Bu fenomeni tartışan çalışmalardan biri dergide Alerji, Astım ve İmmünoloji Araştırması 2012 yılında.

Bu çalışmada, şüpheli enfeksiyon M. pnömoni Bağışıklık sistemindeki azalma ve akciğerlerin yapısındaki değişiklikler nedeniyle astımlı kişilerde görülme olasılığı daha yüksektir.

Astım tekrarlaması (alevlenme), astımda diğer tüm semptomların en akutu olarak kategorize edilen bir semptomdur.

Bu düzeyde astım semptomlarına dikkat edilmeli ve bunlarla nasıl başa çıkılacağı hemen öğrenilmelidir.

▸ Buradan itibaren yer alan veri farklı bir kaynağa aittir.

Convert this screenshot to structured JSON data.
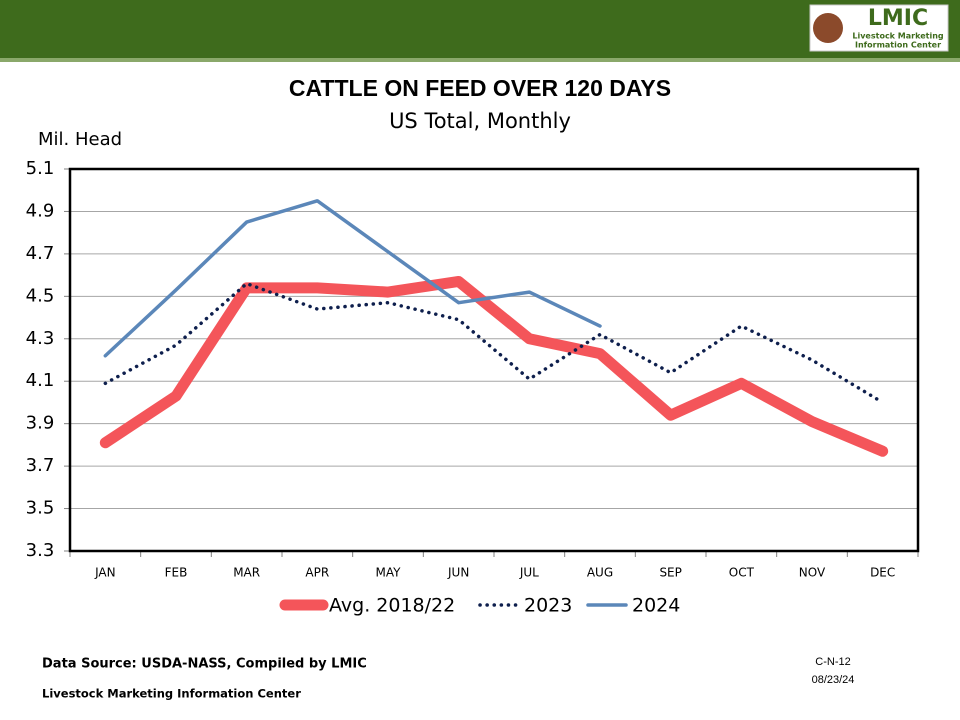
{
  "header": {
    "logo_title": "LMIC",
    "logo_line1": "Livestock Marketing",
    "logo_line2": "Information Center"
  },
  "chart_data": {
    "type": "line",
    "title": "CATTLE ON FEED OVER 120 DAYS",
    "subtitle": "US Total, Monthly",
    "y_label": "Mil. Head",
    "categories": [
      "JAN",
      "FEB",
      "MAR",
      "APR",
      "MAY",
      "JUN",
      "JUL",
      "AUG",
      "SEP",
      "OCT",
      "NOV",
      "DEC"
    ],
    "series": [
      {
        "name": "Avg. 2018/22",
        "color": "#f4555a",
        "style": "solid",
        "width": 11,
        "values": [
          3.81,
          4.03,
          4.54,
          4.54,
          4.52,
          4.57,
          4.3,
          4.23,
          3.94,
          4.09,
          3.91,
          3.77
        ]
      },
      {
        "name": "2023",
        "color": "#0e1f4d",
        "style": "dotted",
        "width": 3.5,
        "values": [
          4.09,
          4.27,
          4.56,
          4.44,
          4.47,
          4.39,
          4.11,
          4.32,
          4.14,
          4.36,
          4.2,
          4.0
        ]
      },
      {
        "name": "2024",
        "color": "#5b87b9",
        "style": "solid",
        "width": 3.5,
        "values": [
          4.22,
          4.53,
          4.85,
          4.95,
          4.71,
          4.47,
          4.52,
          4.36,
          null,
          null,
          null,
          null
        ]
      }
    ],
    "ylim": [
      3.3,
      5.1
    ],
    "yticks": [
      3.3,
      3.5,
      3.7,
      3.9,
      4.1,
      4.3,
      4.5,
      4.7,
      4.9,
      5.1
    ],
    "grid": true,
    "legend": "bottom"
  },
  "footer": {
    "source": "Data Source:  USDA-NASS, Compiled by LMIC",
    "org": "Livestock Marketing Information Center",
    "code": "C-N-12",
    "date": "08/23/24"
  }
}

Bunun nedeni, yaratılacak en kötü etkinin yalnızca öz-farkındalık kaybı veya bayılma değil, yaşamı tehdit edebilen astım komplikasyonları olmasıdır.

Astım ve zatürre tedavisi aynı olabilir mi?

Astım krizinin nedeni bakteri ise mikoplazma pnömonisi, Tedavi antibiyotik verilmeli mi?

Bugüne kadar, astımlı hastalar için antibiyotik reçete edilmesi için herhangi bir öneri bulunmamaktadır. Bununla birlikte, bakterilerin neden olduğu pnömoninin tedavisi için hala antibiyotiklere ihtiyaç duyulmaktadır.

2006 yılında bir çalışma yapılmış, bu çalışma astım hastalarının antibiyotik ve plasebo (boş ilaç) ile tedavisini karşılaştırmıştır.

Antibiyotik alan astım hastalarında astım semptomları düzeldi, ancak akciğer fonksiyonu gelişmedi.

Bugüne kadar, kronik astım ve astım alevlenmeleri için antibiyotik kullanımını öneren hiçbir çalışma veya tedavi yoktur.